The Urban Dictionary defines cloaking as the act of putting on a condom in the face of risky sex, but for the purposes of this post, I will refer to an alternate definition—flaking out on your date and deleting your online dating presence in the process, thereby making it impossible to be called on your bullshit behavior.
It’s like being ghosted, but with the added disappointment of being stood up. In simple terms, it sucks ass.
What to Do if You Get Cloaked
Let Her Go
Resist the urge to track her down. I know you thought that she would be the woman to end your epic dry spell, that you sexted passionately for a week and a half, and that your blue balls have blue balls, but stalking her is not the solution.

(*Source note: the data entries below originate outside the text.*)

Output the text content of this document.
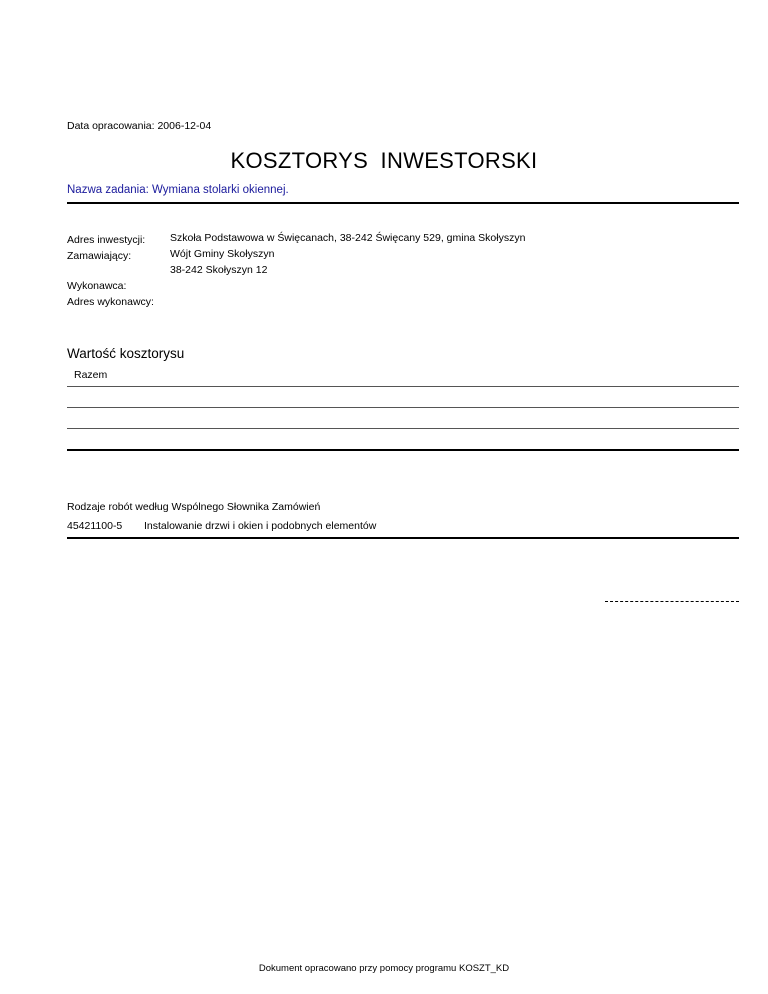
Data opracowania: 2006-12-04
KOSZTORYS INWESTORSKI
Nazwa zadania: Wymiana stolarki okiennej.
Adres inwestycji: Szkoła Podstawowa w Święcanach, 38-242 Święcany 529, gmina Skołyszyn
Zamawiający:	Wójt Gminy Skołyszyn
38-242 Skołyszyn 12
Wykonawca:
Adres wykonawcy:
Wartość kosztorysu
Razem
Rodzaje robót według Wspólnego Słownika Zamówień
45421100-5 Instalowanie drzwi i okien i podobnych elementów
Dokument opracowano przy pomocy programu KOSZT_KD
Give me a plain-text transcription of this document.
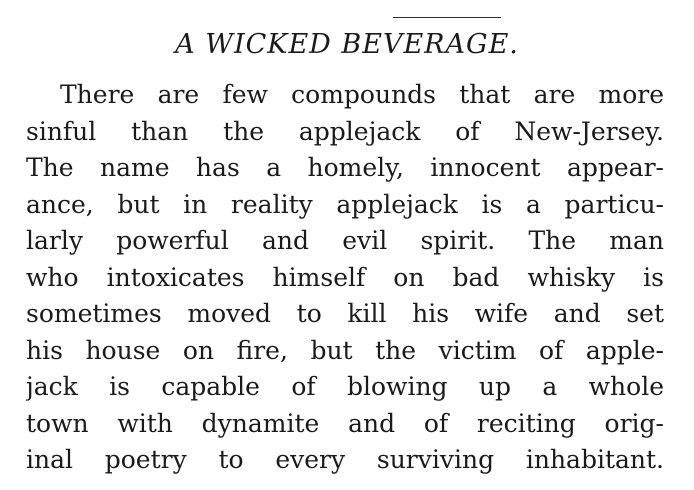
A WICKED BEVERAGE.
There are few compounds that are more
sinful than the applejack of New-Jersey.
The name has a homely, innocent appear-
ance, but in reality applejack is a particu-
larly powerful and evil spirit. The man
who intoxicates himself on bad whisky is
sometimes moved to kill his wife and set
his house on fire, but the victim of apple-
jack is capable of blowing up a whole
town with dynamite and of reciting orig-
inal poetry to every surviving inhabitant.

She wasn’t taken hostage and forced to delete her profile. She’s not waiting for you to come rescue her, and she’s not playing hard to get. She’s changed her mind about meeting you, and she doesn’t have the emotional tools to face it like an adult. Consider yourself spared.
Let Go of Your Fantasies
I’m sure you imagined what it would be like to fuck her. You probably jacked off to that thought many times and going back to porn feels like a sad prospect. In order for you to move on, though, you have to put those dreams of her to rest. You have to let go of all that you thought could be, and you have to do it sooner than later.
The longer you let a fantasy languish, the harder it is to face reality. Do yourself a favor and exorcise it from your brain immediately. She’s already hurt you, don’t hurt yourself even more.
Don’t Take It Personally
The fact that she bailed on you in such an abrupt and cowardly way says a ton about her, and virtually nothing about you. Her actions proved that she’s immature and unable to face difficult situations. She might have gotten scared at the last minute, or she might have had reservations from the start and didn’t know how to tell you. Either way, she’s got issues.
There’s nothing about you that deserves that kind of disrespect. (Unless you said or did something to make her fear for her safely, in which case she had every right to disappear.)
Get Back Out There
Don’t wait too long to start messaging other women on the site. Cloaking is shitty, but thankfully it’s not the norm. Most people you make plans with will want to see them through, and the more you put yourself out there, the more chance you’ll have of finding what you need.
One day you might stumble upon the profile of the woman who cloaked you. She might decide to give the dating site another try, but you don’t have to engage. You can preemptively block her if you want, or just pass on by. If she reaches out to apologize (which is unlikely) you can choose to ignore her or hear her out, but just remember how bad she made you feel, and that you owe her nothing.
Have you been cloaked? How did you deal?